Tais literalidade e problemas enfraquecem o projeto curatorial, configurando-o obviamente como uma mostra bem produzida mas que não responde às suas perguntas iniciais: não constitui ou articula de forma clara a noção de comunidade e nem executa ou estimula as funcionalidades de uma coletividade; não responde (ou traz novas reflexões a respeito) sobre possíveis funções de uma bienal; e nem tenciona o que poderiam ser alternativas ao papel do curador e dos artistas dentro das dinâmicas globalizadas do atual sistema artístico-mercadológico internacional.
Uma luz do passado
Tintoretto, A Última Ceia (1592-1594).
Colocado no início da mostra (após um trabalho de luzes que oscilam como um luminoso abstrato, de autoria do artista Philippe Parreno) a escolha de Tintoretto, como um marco histórico, é articulada também de forma literal. Do modo como foi abordado, Tintoretto não nos oferece nada mais do que um reforço ou validação histórica ao enunciado curatorial, pois não delineia um horizonte claro de onde se possa problematizar de forma mais transversal as preocupações apresentadas pela curadoria.
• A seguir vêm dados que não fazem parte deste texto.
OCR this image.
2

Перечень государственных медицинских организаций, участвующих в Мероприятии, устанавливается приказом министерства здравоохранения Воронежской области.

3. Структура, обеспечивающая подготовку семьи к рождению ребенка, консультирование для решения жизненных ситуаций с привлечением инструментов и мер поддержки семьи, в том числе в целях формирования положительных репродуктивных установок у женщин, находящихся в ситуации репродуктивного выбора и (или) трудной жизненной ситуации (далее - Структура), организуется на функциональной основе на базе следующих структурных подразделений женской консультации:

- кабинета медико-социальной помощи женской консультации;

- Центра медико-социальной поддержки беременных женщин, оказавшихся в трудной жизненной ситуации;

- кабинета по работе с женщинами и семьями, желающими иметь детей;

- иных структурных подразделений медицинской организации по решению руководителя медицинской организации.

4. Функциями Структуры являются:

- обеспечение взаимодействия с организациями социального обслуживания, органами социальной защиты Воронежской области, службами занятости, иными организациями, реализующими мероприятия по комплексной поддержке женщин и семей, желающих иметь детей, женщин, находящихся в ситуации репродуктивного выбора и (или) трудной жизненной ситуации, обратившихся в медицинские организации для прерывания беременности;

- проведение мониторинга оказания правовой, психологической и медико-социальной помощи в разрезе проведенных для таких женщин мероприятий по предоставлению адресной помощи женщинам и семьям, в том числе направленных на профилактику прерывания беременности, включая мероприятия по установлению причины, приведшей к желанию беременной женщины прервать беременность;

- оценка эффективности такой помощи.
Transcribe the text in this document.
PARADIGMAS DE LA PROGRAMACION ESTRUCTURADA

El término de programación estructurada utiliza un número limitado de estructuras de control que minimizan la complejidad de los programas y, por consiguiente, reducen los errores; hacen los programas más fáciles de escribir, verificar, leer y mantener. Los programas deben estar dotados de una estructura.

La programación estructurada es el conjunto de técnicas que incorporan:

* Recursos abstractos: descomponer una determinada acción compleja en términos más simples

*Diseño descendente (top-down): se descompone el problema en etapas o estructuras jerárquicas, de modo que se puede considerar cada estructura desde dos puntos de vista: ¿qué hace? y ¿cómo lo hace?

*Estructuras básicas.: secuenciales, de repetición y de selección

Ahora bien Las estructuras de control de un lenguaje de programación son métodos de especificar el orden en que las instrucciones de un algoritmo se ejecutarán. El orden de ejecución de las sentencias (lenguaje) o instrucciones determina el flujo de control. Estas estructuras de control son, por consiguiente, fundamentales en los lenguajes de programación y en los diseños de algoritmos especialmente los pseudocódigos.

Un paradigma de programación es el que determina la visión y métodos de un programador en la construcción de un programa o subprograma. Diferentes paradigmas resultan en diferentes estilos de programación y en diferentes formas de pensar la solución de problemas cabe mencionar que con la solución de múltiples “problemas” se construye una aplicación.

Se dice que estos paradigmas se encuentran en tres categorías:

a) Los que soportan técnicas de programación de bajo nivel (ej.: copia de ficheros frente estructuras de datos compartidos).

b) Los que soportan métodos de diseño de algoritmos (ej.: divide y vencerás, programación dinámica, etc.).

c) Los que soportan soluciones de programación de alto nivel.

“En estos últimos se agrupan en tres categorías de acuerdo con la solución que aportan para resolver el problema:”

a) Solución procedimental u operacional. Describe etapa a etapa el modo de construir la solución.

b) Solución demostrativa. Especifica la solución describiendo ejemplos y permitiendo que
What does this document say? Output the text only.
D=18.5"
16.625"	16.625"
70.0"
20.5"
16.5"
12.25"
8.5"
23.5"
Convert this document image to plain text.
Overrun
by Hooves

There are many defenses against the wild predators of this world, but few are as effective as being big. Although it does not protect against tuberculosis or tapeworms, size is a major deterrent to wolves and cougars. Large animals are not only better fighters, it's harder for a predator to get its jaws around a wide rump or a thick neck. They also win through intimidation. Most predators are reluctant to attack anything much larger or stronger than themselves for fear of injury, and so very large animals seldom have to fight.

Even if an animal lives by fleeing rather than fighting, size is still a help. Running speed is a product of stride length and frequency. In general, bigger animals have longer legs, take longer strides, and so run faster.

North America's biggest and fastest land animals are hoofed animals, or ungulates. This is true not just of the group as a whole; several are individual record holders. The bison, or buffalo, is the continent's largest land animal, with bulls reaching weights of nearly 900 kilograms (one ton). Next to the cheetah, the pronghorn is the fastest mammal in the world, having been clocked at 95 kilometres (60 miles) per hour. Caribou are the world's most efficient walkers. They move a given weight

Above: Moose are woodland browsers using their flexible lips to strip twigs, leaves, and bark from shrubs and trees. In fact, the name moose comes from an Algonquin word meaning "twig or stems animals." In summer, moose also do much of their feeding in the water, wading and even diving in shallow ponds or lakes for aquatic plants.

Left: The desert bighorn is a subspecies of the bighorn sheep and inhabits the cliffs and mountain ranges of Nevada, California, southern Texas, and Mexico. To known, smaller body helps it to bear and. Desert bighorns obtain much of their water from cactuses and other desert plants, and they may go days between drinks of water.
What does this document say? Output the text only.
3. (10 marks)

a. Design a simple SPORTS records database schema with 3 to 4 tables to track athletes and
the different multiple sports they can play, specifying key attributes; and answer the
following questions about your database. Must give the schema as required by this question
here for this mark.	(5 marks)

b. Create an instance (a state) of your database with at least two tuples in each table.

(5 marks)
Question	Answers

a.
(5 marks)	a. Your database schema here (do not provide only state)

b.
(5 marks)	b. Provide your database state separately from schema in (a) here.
Os trabalhos do pintor parecem funcionar como um tributo à tradição local e pictórica veneziana, com seu simbolismo arcano cristão, sua luminosidade e perspectiva expressivas e seus espaços elaborados segundo uma extrema teatralidade. Apresentado como o ‘pintor da luz e de perspectivas acentuadas’, Tintoretto poderia nos oferecer muito mais a respeito das preocupações entre bordas, outsiders, comunidades e nações presentes nos tecidos cotidianos. A luz que trazem suas pinturas não reside na representação direta destas mas sim na acentuação de contrastes, um método de construção pictórica que ocorre através de negativos e contrastes, na formação de áreas cujos tons escuros (ausências de luz) reforçam outras onde tons claros marcam pontos chave de atenção na pintura.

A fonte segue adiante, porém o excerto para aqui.